The film premiered in the United States on April 18, 1994, and received mixed reviews from critics.

== Plot ==
Honor Thy Father and Mother: The True Story of the Menendez Murders tells the story of the real-life Menendez brothers, who were convicted in 1996 for the murders of their parents, José and Kitty Menendez. After the shocking murders of José and Kitty, the narrative shifts to the investigation and the brothers' initial reactions, which are marked by grief and confusion. The film depicts the police investigation, focusing on the evidence that leads to the suspicion of the brothers. The prosecution contended that the brothers killed their parents to inherit the family wealth. In contrast, Lyle and Erik have consistently maintained, even as they serve life sentences without the possibility of parole, that their actions were driven by fear resulting from a lifetime of physical, emotional, and sexual abuse.

== Cast ==
- James Farentino as José Menendez
- Jill Clayburgh as Kitty Menendez
- Billy Warlock as Lyle Menendez
- David Berón as Erik Menendez
- John Beck as Detective. Les Zoeller
- Michael Paul Chan as Lester Kuriyama
- Erin Gray as Pamela Bozanich
- Elaine Joyce as Jill Lansing
- Stanley Kamel as Dr. Jerome Oziel
- Susan Blakely as Leslie Abramson
- Meg Wittner as Judalon Smyth
- Marcos Ferraez as
- Jeffrey Broadhurst as (as Jeffery Lee Broadhurst)
- Steve Bannos as Det. Tim Linehan

== Production ==
Honor Thy Father and Mother: The True Story of the Menendez Murders was primarily filmed in Los Angeles, California. Since the story is based on the real-life Menendez brothers' case, much of the filming took place in locations resembling the affluent areas of Beverly Hills, where the actual events occurred. The film was directed by Paul Schneider and co-written by Abby Mann, a renowned screenwriter who also focused on true crime adaptations. The film was produced by NBC as a made-for-TV movie, reflecting the public's intense interest in the Menendez trial, which garnered widespread media attention at the time.

== Reception ==
Veronica Super Guide magazine gave the film a "2-star" rating, writing: "The film manages to avoid sensationalism and provides a good impression of the media hysteria surrounding major murder cases. Also known as The Menendez Killings." John J. O'Connor of The New York Times stated at the time of its release:

Mr. Moran asks Mr. Soble if his appearance in this movie didn't represent some kind of "crossing the line" in journalistic ethics. "I saw no problem with that," says Mr. Soble. Sorry, but I do.
— nytimes.com

Ken Tucker of Entertainment Weekly magazine gave the film a "D+" rating, criticizing its inability to deliver an enjoyable crime drama experience." Ken said that "The filmmakers seem not to have realized that one major reason the real-life Menéndez brothers were fascinating to watch as their cases played out on Court TV is precisely the reason Honor Thy Father and Mother is a dull TV movie."

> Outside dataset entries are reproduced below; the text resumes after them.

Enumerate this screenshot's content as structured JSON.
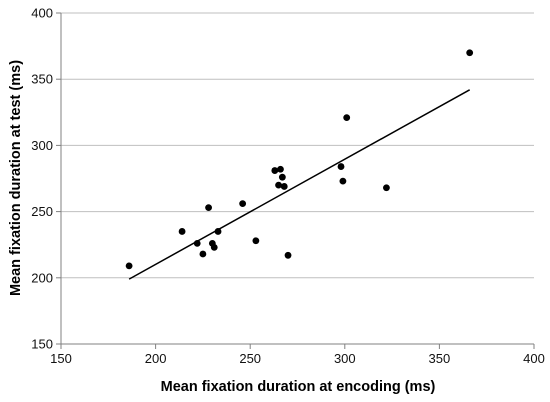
{
  "chart_data": {
    "type": "scatter",
    "title": "",
    "xlabel": "Mean fixation duration at encoding (ms)",
    "ylabel": "Mean fixation duration at test (ms)",
    "xlim": [
      150,
      400
    ],
    "ylim": [
      150,
      400
    ],
    "xticks": [
      150,
      200,
      250,
      300,
      350,
      400
    ],
    "yticks": [
      150,
      200,
      250,
      300,
      350,
      400
    ],
    "xtick_labels": [
      "150",
      "200",
      "250",
      "300",
      "350",
      "400"
    ],
    "ytick_labels": [
      "150",
      "200",
      "250",
      "300",
      "350",
      "400"
    ],
    "grid": "horizontal",
    "legend": "none",
    "point_color": "#000000",
    "gridline_color": "#bfbfbf",
    "points": [
      {
        "x": 186,
        "y": 209
      },
      {
        "x": 214,
        "y": 235
      },
      {
        "x": 222,
        "y": 226
      },
      {
        "x": 225,
        "y": 218
      },
      {
        "x": 228,
        "y": 253
      },
      {
        "x": 230,
        "y": 226
      },
      {
        "x": 231,
        "y": 223
      },
      {
        "x": 233,
        "y": 235
      },
      {
        "x": 246,
        "y": 256
      },
      {
        "x": 253,
        "y": 228
      },
      {
        "x": 263,
        "y": 281
      },
      {
        "x": 265,
        "y": 270
      },
      {
        "x": 266,
        "y": 282
      },
      {
        "x": 267,
        "y": 276
      },
      {
        "x": 268,
        "y": 269
      },
      {
        "x": 270,
        "y": 217
      },
      {
        "x": 298,
        "y": 284
      },
      {
        "x": 299,
        "y": 273
      },
      {
        "x": 301,
        "y": 321
      },
      {
        "x": 322,
        "y": 268
      },
      {
        "x": 366,
        "y": 370
      }
    ],
    "trendline": {
      "x": [
        186,
        366
      ],
      "y": [
        199,
        342
      ]
    }
  }
}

=== Background and cultural impact ===
The Menendez murders, along with other high-profile cases of the 1990s such as the O.J. Simpson trial, marked a turning point in the relationship between the media and the American legal system. The film is part of a broader fascination with true crime in American culture and represents the first of several dramatizations of the case.

Following the conviction of Lyle and Erik Menendez, the case continues to receive attention in various forms of media, including documentaries, books, and subsequent television specials, as the brothers remain in prison, serving life sentences without the possibility of parole.